The thing to remember is that if it truly matters, not just in your head thinking, but moreover in your heart believing, then it’s worth investing your effort - time, energy, focus in constructing your currency.
"You have a right to perform your prescribed duties, but you are not entitled to the fruits of your actions. Never consider yourself to be the cause of the results of your activities, nor be attached to inaction." - Bhagavad Gita, Chapter 2. 47
In eastern philosophy, the practice is to genuinely focus on the value of inner transformation, which can be created through repetition and rituals rather than just external routines. Choose deliberately positive mental states that add value and appreciation, like fine art, and not to suppress but rather become aware of what surfaces. Any challenges that arise are often an indicator of where energy has been stored for quite some time and what needs your attention. Explore deeper.
Daily practices for balanced mindset:
Awaken right before sunrise, energy is the most potent.
Start the day with gratitude for the most challenging thing in your life at the moment because it is your teacher, ask for the lesson.
Create your art - Meditate to observe the thoughts. Write in your journal, a simple intention that connects you to your true self. Sit with this for 20 mins at least.
Talk through the emotions with a supportive professional and a good friend, a therapist, a life coach. Processing of emotions mindfully brings insight and awareness towards transformation.
Movement - walk, yoga, jog, cycle, or dance - anything that gets the emotions flowing and uplifts the spirit.
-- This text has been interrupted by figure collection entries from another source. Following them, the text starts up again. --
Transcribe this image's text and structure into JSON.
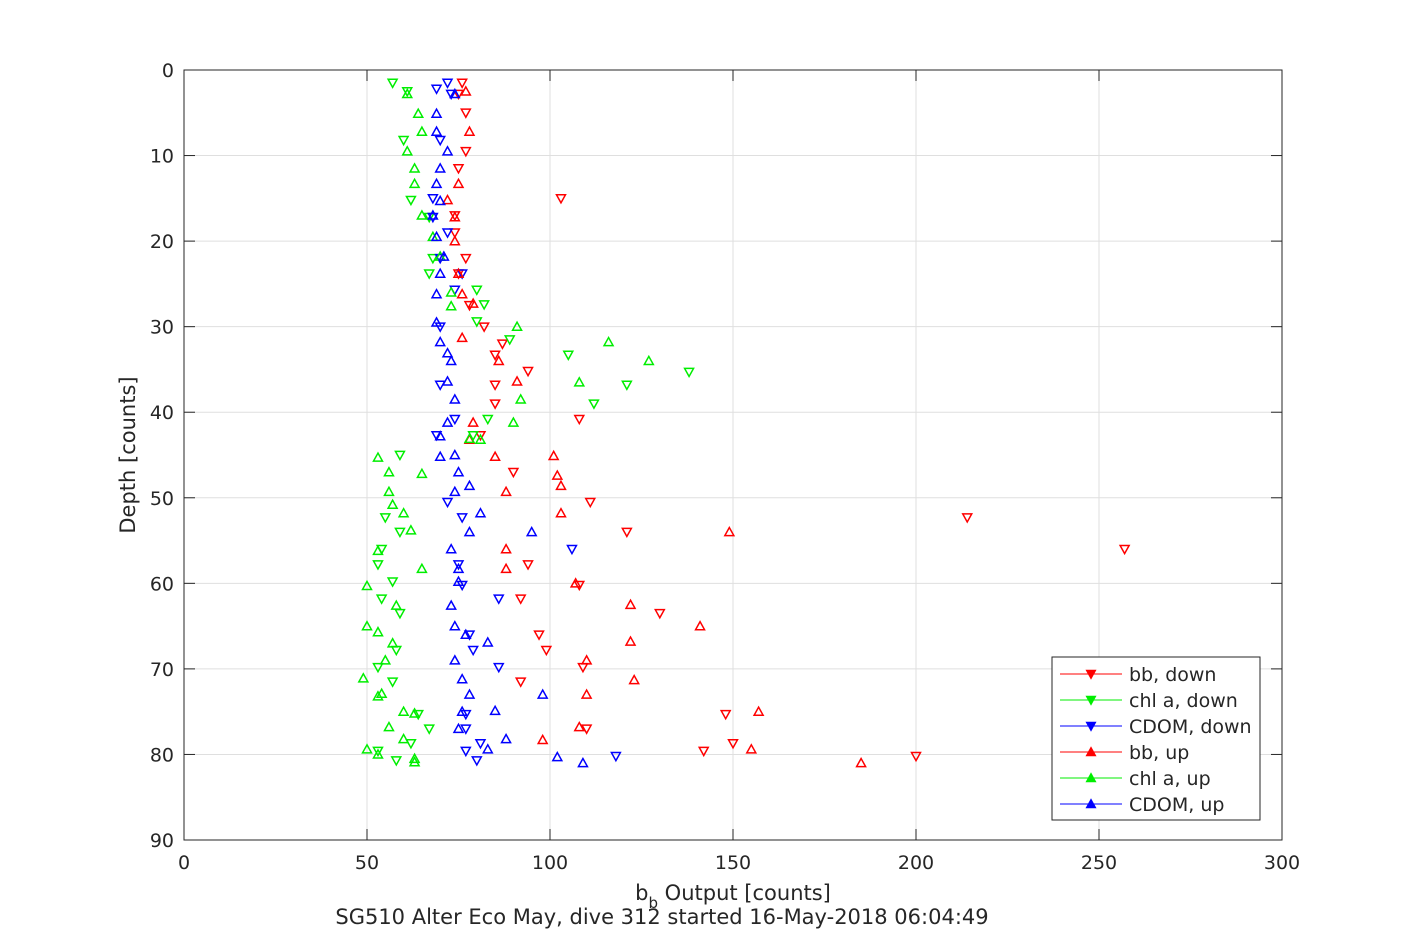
{
  "chart_data": {
    "type": "scatter",
    "title": "SG510 Alter Eco May, dive 312 started 16-May-2018 06:04:49",
    "xlabel_main": "b",
    "xlabel_sub": "b",
    "xlabel_rest": " Output [counts]",
    "ylabel": "Depth [counts]",
    "xlim": [
      0,
      300
    ],
    "ylim": [
      0,
      90
    ],
    "y_reversed": true,
    "grid": true,
    "legend_position": "bottom-right",
    "x_ticks": [
      0,
      50,
      100,
      150,
      200,
      250,
      300
    ],
    "y_ticks": [
      0,
      10,
      20,
      30,
      40,
      50,
      60,
      70,
      80,
      90
    ],
    "series": [
      {
        "name": "bb, down",
        "color": "#ff0000",
        "marker": "triangle-down",
        "points": [
          [
            76,
            1.5
          ],
          [
            75,
            2.8
          ],
          [
            77,
            5.0
          ],
          [
            77,
            9.5
          ],
          [
            75,
            11.5
          ],
          [
            103,
            15.0
          ],
          [
            74,
            17.0
          ],
          [
            74,
            19.0
          ],
          [
            77,
            22.0
          ],
          [
            75,
            23.8
          ],
          [
            78,
            27.5
          ],
          [
            82,
            30.0
          ],
          [
            87,
            32.0
          ],
          [
            85,
            33.3
          ],
          [
            94,
            35.2
          ],
          [
            85,
            36.8
          ],
          [
            85,
            39.0
          ],
          [
            108,
            40.8
          ],
          [
            81,
            42.7
          ],
          [
            90,
            47.0
          ],
          [
            111,
            50.5
          ],
          [
            214,
            52.3
          ],
          [
            121,
            54.0
          ],
          [
            257,
            56.0
          ],
          [
            94,
            57.8
          ],
          [
            108,
            60.2
          ],
          [
            92,
            61.8
          ],
          [
            130,
            63.5
          ],
          [
            97,
            66.0
          ],
          [
            99,
            67.8
          ],
          [
            109,
            69.8
          ],
          [
            92,
            71.5
          ],
          [
            148,
            75.3
          ],
          [
            110,
            77.0
          ],
          [
            150,
            78.7
          ],
          [
            142,
            79.6
          ],
          [
            200,
            80.2
          ]
        ]
      },
      {
        "name": "chl a, down",
        "color": "#00ee00",
        "marker": "triangle-down",
        "points": [
          [
            57,
            1.5
          ],
          [
            61,
            2.5
          ],
          [
            60,
            8.2
          ],
          [
            62,
            15.2
          ],
          [
            67,
            17.2
          ],
          [
            68,
            22.0
          ],
          [
            67,
            23.8
          ],
          [
            80,
            25.7
          ],
          [
            82,
            27.4
          ],
          [
            80,
            29.4
          ],
          [
            89,
            31.5
          ],
          [
            105,
            33.3
          ],
          [
            138,
            35.3
          ],
          [
            121,
            36.8
          ],
          [
            112,
            39.0
          ],
          [
            83,
            40.8
          ],
          [
            79,
            42.7
          ],
          [
            59,
            45.0
          ],
          [
            55,
            52.3
          ],
          [
            59,
            54.0
          ],
          [
            54,
            56.0
          ],
          [
            53,
            57.8
          ],
          [
            57,
            59.8
          ],
          [
            54,
            61.8
          ],
          [
            59,
            63.5
          ],
          [
            58,
            67.8
          ],
          [
            53,
            69.8
          ],
          [
            57,
            71.5
          ],
          [
            64,
            75.3
          ],
          [
            67,
            77.0
          ],
          [
            62,
            78.7
          ],
          [
            53,
            79.6
          ],
          [
            58,
            80.7
          ]
        ]
      },
      {
        "name": "CDOM, down",
        "color": "#0000ff",
        "marker": "triangle-down",
        "points": [
          [
            72,
            1.5
          ],
          [
            73,
            2.8
          ],
          [
            69,
            2.2
          ],
          [
            70,
            8.2
          ],
          [
            68,
            15.0
          ],
          [
            68,
            17.2
          ],
          [
            72,
            19.0
          ],
          [
            70,
            22.0
          ],
          [
            76,
            23.8
          ],
          [
            74,
            25.7
          ],
          [
            70,
            30.0
          ],
          [
            70,
            36.8
          ],
          [
            74,
            40.8
          ],
          [
            69,
            42.7
          ],
          [
            72,
            50.5
          ],
          [
            76,
            52.3
          ],
          [
            106,
            56.0
          ],
          [
            75,
            57.8
          ],
          [
            76,
            60.2
          ],
          [
            86,
            61.8
          ],
          [
            78,
            66.0
          ],
          [
            79,
            67.8
          ],
          [
            86,
            69.8
          ],
          [
            77,
            75.3
          ],
          [
            77,
            77.0
          ],
          [
            81,
            78.7
          ],
          [
            77,
            79.6
          ],
          [
            80,
            80.7
          ],
          [
            118,
            80.2
          ]
        ]
      },
      {
        "name": "bb, up",
        "color": "#ff0000",
        "marker": "triangle-up",
        "points": [
          [
            77,
            2.5
          ],
          [
            78,
            7.2
          ],
          [
            75,
            13.3
          ],
          [
            72,
            15.2
          ],
          [
            74,
            17.2
          ],
          [
            74,
            20.0
          ],
          [
            75,
            23.8
          ],
          [
            76,
            26.2
          ],
          [
            79,
            27.3
          ],
          [
            76,
            31.3
          ],
          [
            86,
            34.0
          ],
          [
            91,
            36.4
          ],
          [
            79,
            41.2
          ],
          [
            78,
            43.2
          ],
          [
            85,
            45.2
          ],
          [
            101,
            45.1
          ],
          [
            102,
            47.4
          ],
          [
            103,
            48.6
          ],
          [
            88,
            49.3
          ],
          [
            103,
            51.8
          ],
          [
            149,
            54.0
          ],
          [
            88,
            56.0
          ],
          [
            88,
            58.3
          ],
          [
            107,
            60.0
          ],
          [
            122,
            62.5
          ],
          [
            141,
            65.0
          ],
          [
            122,
            66.8
          ],
          [
            110,
            69.0
          ],
          [
            123,
            71.3
          ],
          [
            110,
            73.0
          ],
          [
            157,
            75.0
          ],
          [
            108,
            76.8
          ],
          [
            98,
            78.3
          ],
          [
            155,
            79.4
          ],
          [
            185,
            81.0
          ]
        ]
      },
      {
        "name": "chl a, up",
        "color": "#00ee00",
        "marker": "triangle-up",
        "points": [
          [
            61,
            2.8
          ],
          [
            64,
            5.1
          ],
          [
            65,
            7.2
          ],
          [
            61,
            9.5
          ],
          [
            63,
            11.5
          ],
          [
            63,
            13.3
          ],
          [
            65,
            17.0
          ],
          [
            68,
            19.5
          ],
          [
            70,
            21.8
          ],
          [
            73,
            26.0
          ],
          [
            73,
            27.6
          ],
          [
            91,
            30.0
          ],
          [
            116,
            31.8
          ],
          [
            127,
            34.0
          ],
          [
            108,
            36.5
          ],
          [
            92,
            38.5
          ],
          [
            90,
            41.2
          ],
          [
            78,
            43.1
          ],
          [
            81,
            43.2
          ],
          [
            53,
            45.3
          ],
          [
            56,
            47.0
          ],
          [
            65,
            47.2
          ],
          [
            56,
            49.3
          ],
          [
            57,
            50.8
          ],
          [
            60,
            51.8
          ],
          [
            62,
            53.8
          ],
          [
            53,
            56.2
          ],
          [
            65,
            58.3
          ],
          [
            50,
            60.3
          ],
          [
            58,
            62.6
          ],
          [
            50,
            65.0
          ],
          [
            53,
            65.7
          ],
          [
            57,
            67.0
          ],
          [
            55,
            69.0
          ],
          [
            49,
            71.1
          ],
          [
            54,
            72.9
          ],
          [
            53,
            73.2
          ],
          [
            60,
            75.0
          ],
          [
            63,
            75.2
          ],
          [
            56,
            76.8
          ],
          [
            60,
            78.2
          ],
          [
            63,
            80.5
          ],
          [
            50,
            79.4
          ],
          [
            53,
            80.0
          ],
          [
            63,
            80.9
          ]
        ]
      },
      {
        "name": "CDOM, up",
        "color": "#0000ff",
        "marker": "triangle-up",
        "points": [
          [
            74,
            2.8
          ],
          [
            69,
            5.1
          ],
          [
            69,
            7.2
          ],
          [
            72,
            9.5
          ],
          [
            70,
            11.5
          ],
          [
            69,
            13.3
          ],
          [
            70,
            15.3
          ],
          [
            68,
            17.0
          ],
          [
            69,
            19.5
          ],
          [
            71,
            21.8
          ],
          [
            70,
            23.8
          ],
          [
            69,
            26.2
          ],
          [
            69,
            29.5
          ],
          [
            70,
            31.8
          ],
          [
            72,
            33.1
          ],
          [
            73,
            34.0
          ],
          [
            72,
            36.4
          ],
          [
            74,
            38.5
          ],
          [
            72,
            41.2
          ],
          [
            70,
            42.8
          ],
          [
            70,
            45.2
          ],
          [
            74,
            45.0
          ],
          [
            75,
            47.0
          ],
          [
            78,
            48.6
          ],
          [
            74,
            49.3
          ],
          [
            81,
            51.8
          ],
          [
            78,
            54.0
          ],
          [
            95,
            54.0
          ],
          [
            73,
            56.0
          ],
          [
            75,
            58.3
          ],
          [
            75,
            59.8
          ],
          [
            73,
            62.6
          ],
          [
            74,
            65.0
          ],
          [
            77,
            66.0
          ],
          [
            83,
            66.9
          ],
          [
            74,
            69.0
          ],
          [
            76,
            71.2
          ],
          [
            78,
            73.0
          ],
          [
            98,
            73.0
          ],
          [
            76,
            75.0
          ],
          [
            85,
            74.9
          ],
          [
            75,
            77.0
          ],
          [
            88,
            78.2
          ],
          [
            83,
            79.4
          ],
          [
            102,
            80.3
          ],
          [
            109,
            81.0
          ]
        ]
      }
    ]
  }
}
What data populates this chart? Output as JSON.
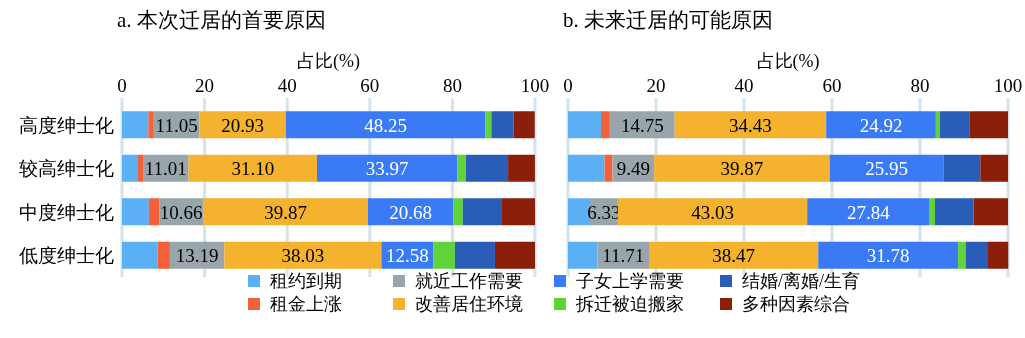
{
  "chart_data": [
    {
      "type": "bar",
      "orientation": "horizontal",
      "stacked": true,
      "title": "a. 本次迁居的首要原因",
      "xlabel": "占比(%)",
      "categories": [
        "高度绅士化",
        "较高绅士化",
        "中度绅士化",
        "低度绅士化"
      ],
      "xlim": [
        0,
        100
      ],
      "xticks": [
        0,
        20,
        40,
        60,
        80,
        100
      ],
      "grid": "x",
      "legend": "bottom",
      "series": [
        {
          "name": "租约到期",
          "color": "#5aaff5",
          "values": [
            6.4,
            3.7,
            6.5,
            8.6
          ]
        },
        {
          "name": "租金上涨",
          "color": "#f4603a",
          "values": [
            1.3,
            1.4,
            2.5,
            3.0
          ]
        },
        {
          "name": "就近工作需要",
          "color": "#98a6ac",
          "values": [
            11.05,
            11.01,
            10.66,
            13.19
          ],
          "value_labels": [
            "11.05",
            "11.01",
            "10.66",
            "13.19"
          ]
        },
        {
          "name": "改善居住环境",
          "color": "#f4b22e",
          "values": [
            20.93,
            31.1,
            39.87,
            38.03
          ],
          "value_labels": [
            "20.93",
            "31.10",
            "39.87",
            "38.03"
          ]
        },
        {
          "name": "子女上学需要",
          "color": "#3a7af5",
          "values": [
            48.25,
            33.97,
            20.68,
            12.58
          ],
          "value_labels": [
            "48.25",
            "33.97",
            "20.68",
            "12.58"
          ]
        },
        {
          "name": "拆迁被迫搬家",
          "color": "#5fd43a",
          "values": [
            1.5,
            2.1,
            2.3,
            5.2
          ]
        },
        {
          "name": "结婚/离婚/生育",
          "color": "#2a5db8",
          "values": [
            5.4,
            10.2,
            9.3,
            9.7
          ]
        },
        {
          "name": "多种因素综合",
          "color": "#8b1f0a",
          "values": [
            5.1,
            6.5,
            8.2,
            9.7
          ]
        }
      ]
    },
    {
      "type": "bar",
      "orientation": "horizontal",
      "stacked": true,
      "title": "b. 未来迁居的可能原因",
      "xlabel": "占比(%)",
      "categories": [
        null,
        null,
        null,
        null
      ],
      "xlim": [
        0,
        100
      ],
      "xticks": [
        0,
        20,
        40,
        60,
        80,
        100
      ],
      "grid": "x",
      "tick_labels": "x",
      "series": [
        {
          "color": "#5aaff5",
          "values": [
            7.5,
            8.3,
            5.0,
            6.7
          ]
        },
        {
          "color": "#f4603a",
          "values": [
            2.0,
            1.8,
            0,
            0
          ]
        },
        {
          "color": "#98a6ac",
          "values": [
            14.75,
            9.49,
            6.33,
            11.71
          ],
          "value_labels": [
            "14.75",
            "9.49",
            "6.33",
            "11.71"
          ]
        },
        {
          "color": "#f4b22e",
          "values": [
            34.43,
            39.87,
            43.03,
            38.47
          ],
          "value_labels": [
            "34.43",
            "39.87",
            "43.03",
            "38.47"
          ]
        },
        {
          "color": "#3a7af5",
          "values": [
            24.92,
            25.95,
            27.84,
            31.78
          ],
          "value_labels": [
            "24.92",
            "25.95",
            "27.84",
            "31.78"
          ]
        },
        {
          "color": "#5fd43a",
          "values": [
            0.9,
            0,
            1.2,
            1.7
          ]
        },
        {
          "color": "#2a5db8",
          "values": [
            6.7,
            8.3,
            8.8,
            4.9
          ]
        },
        {
          "color": "#8b1f0a",
          "values": [
            8.8,
            6.3,
            7.8,
            4.8
          ]
        }
      ]
    }
  ]
}
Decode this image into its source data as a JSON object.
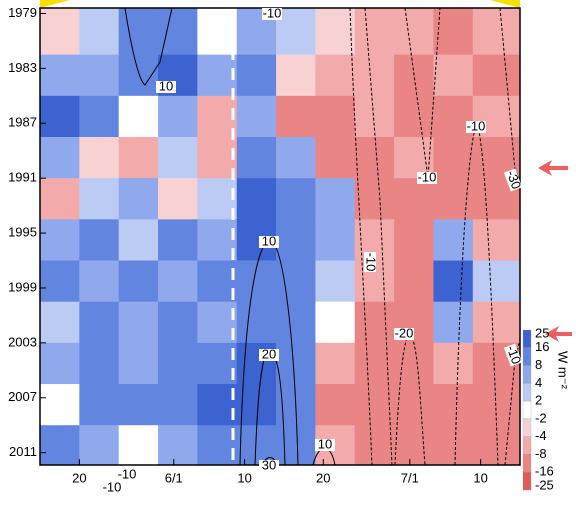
{
  "chart_data": {
    "type": "heatmap",
    "x_edges": [
      135,
      140,
      145,
      150,
      155,
      160,
      165,
      170,
      175,
      180,
      185,
      190,
      196
    ],
    "y_edges": [
      1978.6,
      1982,
      1985,
      1988,
      1991,
      1994,
      1997,
      2000,
      2003,
      2006,
      2009,
      2011.9
    ],
    "z": [
      [
        -4,
        2,
        8,
        10,
        -2,
        4,
        2,
        -4,
        -8,
        -8,
        -10,
        -8
      ],
      [
        6,
        4,
        10,
        16,
        4,
        8,
        -4,
        -8,
        -8,
        -10,
        -8,
        -12
      ],
      [
        16,
        8,
        -2,
        4,
        -6,
        4,
        -10,
        -12,
        -8,
        -12,
        -10,
        -8
      ],
      [
        4,
        -4,
        -6,
        2,
        -8,
        8,
        4,
        -12,
        -10,
        -8,
        -12,
        -14
      ],
      [
        -6,
        2,
        4,
        -4,
        2,
        16,
        10,
        4,
        -10,
        -12,
        -10,
        -16
      ],
      [
        4,
        8,
        2,
        8,
        6,
        16,
        10,
        4,
        -8,
        -10,
        4,
        -8
      ],
      [
        8,
        4,
        10,
        4,
        8,
        12,
        10,
        2,
        -8,
        -10,
        16,
        2
      ],
      [
        2,
        10,
        4,
        8,
        6,
        14,
        12,
        -2,
        -10,
        -12,
        4,
        -8
      ],
      [
        4,
        8,
        4,
        10,
        12,
        16,
        8,
        -8,
        -10,
        -12,
        -8,
        -10
      ],
      [
        -2,
        8,
        12,
        10,
        16,
        20,
        12,
        -10,
        -12,
        -14,
        -16,
        -12
      ],
      [
        8,
        4,
        -2,
        6,
        10,
        12,
        8,
        -8,
        -10,
        -12,
        -14,
        -12
      ]
    ],
    "xlim": [
      135,
      196
    ],
    "ylim": [
      1978.6,
      2011.9
    ],
    "y_inverted": true,
    "xticks": [
      {
        "value": 140,
        "label": "20"
      },
      {
        "value": 152,
        "label": "6/1"
      },
      {
        "value": 161,
        "label": "10"
      },
      {
        "value": 171,
        "label": "20"
      },
      {
        "value": 182,
        "label": "7/1"
      },
      {
        "value": 191,
        "label": "10"
      }
    ],
    "yticks": [
      1979,
      1983,
      1987,
      1991,
      1995,
      1999,
      2003,
      2007,
      2011
    ],
    "colorbar_levels": [
      25,
      16,
      8,
      4,
      2,
      -2,
      -4,
      -8,
      -16,
      -25
    ],
    "colorbar_colors": [
      "#3d63d0",
      "#6286e0",
      "#90a9ec",
      "#bccbf4",
      "#ffffff",
      "#f8d2d2",
      "#f2aaaa",
      "#ea8585",
      "#e05a5a"
    ],
    "colorbar_label": "W m⁻²",
    "contour_labels": [
      -10,
      10,
      -10,
      -10,
      -30,
      10,
      -10,
      20,
      -20,
      10,
      30,
      -10,
      -10,
      -10
    ]
  }
}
Meal - eat light and colorful, fresh and seasonal.
Begin without having an expectation, the key is to continue with steady, unwavering effort. These practices will lead you to the right actions. Check-in with yourself at the end of the day and notice what progress you made.
One can judge and begrudge, but that will keep one stuck. Instead, invite change that will aspire and transform.
I leave you with one of my favorite quotes by Guru Deva, Swami Brahmananda Saraswati:
You deserve the best. Never feel unworthy or not justified in having the best. I tell you, this is your heritage; but, you have to accept it. You have to expect it; you have to claim it. To do so is not demanding too much.